20. Hukuk Dairesi 2011/16034 E. , 2012/4249 K.
"İçtihat Metni"MAHKEMESİ :Asliye Hukuk Mahkemesi
Taraflar arasındaki tescil davasının yapılan duruşması sonunda kurulan hükmün Yargıtayca incelenmesi davacı vekili tarafından istenilmekle, süresinde olduğu anlaşılan temyiz dilekçesinin kabulüne karar verildikten sonra dosya incelendi, gereği düşünüldü:
K A R A R
Davacı, ... köyü, ... mevkiinde bulunan ve yörede 1970 yılında yapılan arazi kadastrosu sırasında, 33, 34 ve 12 parseller arasında çalılık olarak tespit harici bırakılan yaklaşık 28 dönüm miktarındaki taşınmazın tapuda kayıtlı olmadığını, kazandırıcı zamanaşımı zilyedliği yoluyla taşınmaz edinme koşullarının yararına oluştuğunu ileri sürerek Medeni Yasanın 713. maddesi hükmüne göre adına tesciline karar verilmesi istemiyle dava açmıştır. ... TEKNO. DIŞ TİC. A.Ş. 08/11/2007 tarihli dilekçeyi 22/02/2008 tarihinde harçlandırarak çekişmeli taşınmazın şirketin zilyetliğinde bulunması nedeniyle davaya katılmıştır
Diğer yandan, davacı ... ...’nın, davalı ...’u (... Teknolojileri ve Dış Tic. A.Ş) hasım göstererek, davaya konu taşınmaza haksız el atmasının önlenmesi istemiyle TUZLA ASLİYE HUKUK MAHKEMESİ’nin 2007/434 esas sayılı dosyasında açtığı dava, arada fiili ve hukuki bağlantı bulunduğundan birleştirilmiştir. Yargılama sırasında Hazine, mahkemeye sunduğu 20/11/2007 - 5/11/2008 havale tarihli dilekçeler ile çekişmeli taşınmazın Hazine adına tescilini istemiştir.

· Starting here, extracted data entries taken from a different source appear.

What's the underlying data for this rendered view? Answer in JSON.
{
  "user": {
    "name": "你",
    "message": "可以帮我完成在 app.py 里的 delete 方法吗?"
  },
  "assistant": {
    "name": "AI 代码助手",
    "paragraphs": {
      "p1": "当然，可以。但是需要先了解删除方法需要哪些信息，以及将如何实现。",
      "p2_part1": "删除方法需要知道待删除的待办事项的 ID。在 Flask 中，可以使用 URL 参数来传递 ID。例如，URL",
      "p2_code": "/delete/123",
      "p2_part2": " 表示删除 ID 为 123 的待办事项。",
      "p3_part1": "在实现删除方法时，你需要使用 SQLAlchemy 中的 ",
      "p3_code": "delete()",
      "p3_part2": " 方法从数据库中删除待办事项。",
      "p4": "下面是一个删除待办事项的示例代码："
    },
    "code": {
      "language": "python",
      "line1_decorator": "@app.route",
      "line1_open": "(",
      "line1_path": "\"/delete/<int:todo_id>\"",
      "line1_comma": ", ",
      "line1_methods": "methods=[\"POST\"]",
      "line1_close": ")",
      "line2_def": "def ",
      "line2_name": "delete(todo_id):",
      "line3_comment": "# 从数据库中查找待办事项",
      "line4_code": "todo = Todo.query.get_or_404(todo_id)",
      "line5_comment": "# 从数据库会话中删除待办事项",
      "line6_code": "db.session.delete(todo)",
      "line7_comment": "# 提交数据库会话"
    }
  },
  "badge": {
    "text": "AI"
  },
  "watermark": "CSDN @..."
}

Mahkemece davanın ve birleştirilen davanın reddine karar verilmiş, hüküm davacı ... vekili ile davalı HAZİNE vekili tarafından temyiz edilmesi üzerine Yargıtay 20. Hukuk Dairesinin 2010/13243-14404 sayılı kararı ile davanın reddine ilişkin hükmün onanmasına, Hazinenin temyiz itirazları yönünden ise « Hazinenin temyiz itirazlarına gelince: davalı Hazine’nin 20/11/2007 ve 5/11/2008 havale tarihli dilekçeler ile çekişmeli taşınmazın Hazine adına tescilini istediği gözlenmiştir
01/01/2002 tarihinde yürürlüğe giren Türk Medeni Yasasının 713/ 6. maddesinde aynen (Davalılar ve itiraz edenler, aynı davada kendi adlarına tescile karar verilmesini isteyebilirler.) hükmü bulunduğundan, mahkemece böyle bir istek karşısında tescil davacısı gerçek kişinin yanı sıra Hazinenin de delilleri toplanarak sonucuna göre tescil istemi hakkında olumlu veya olumsuz bir karar verilmesi” gereğine değinilmiştir. Mahkemece, bozmaya uyulduktan sonra, daha önce verilen red kararı onanarak kesinleştiğinden bu konuda yeniden karar verilmesine yer olmadığına, Hazinenin tescil talebinin kabulü ile 25/05/2009 tarihli fen bilirkişi rapor ve krokisinde gösterilen 19650,88 m2’lik bölümün Hazine adına tesciline karar verilmiş, hüküm davacı vekili tarafından temyiz edilmiştir.
Dava dilekçesindeki açıklamaya göre dava, Medeni Yasanın 713. maddesi hükmü uyarınca tapusuz olan taşınmazın tesciline ilişkindir.
Dosya kapsamına ve mahkemece uyulan bozma kararı gereğince işlem yapılarak hüküm kurulmuş olduğuna göre, yerinde görülmeyen temyiz itirazlarının reddiyle, usul ve yasaya uygun olan hükmün ONANMASINA, aşağıda yazılı onama harcının temyiz edene yükletilmesine 20/03/2012 gününde oybirliği ile karar verildi.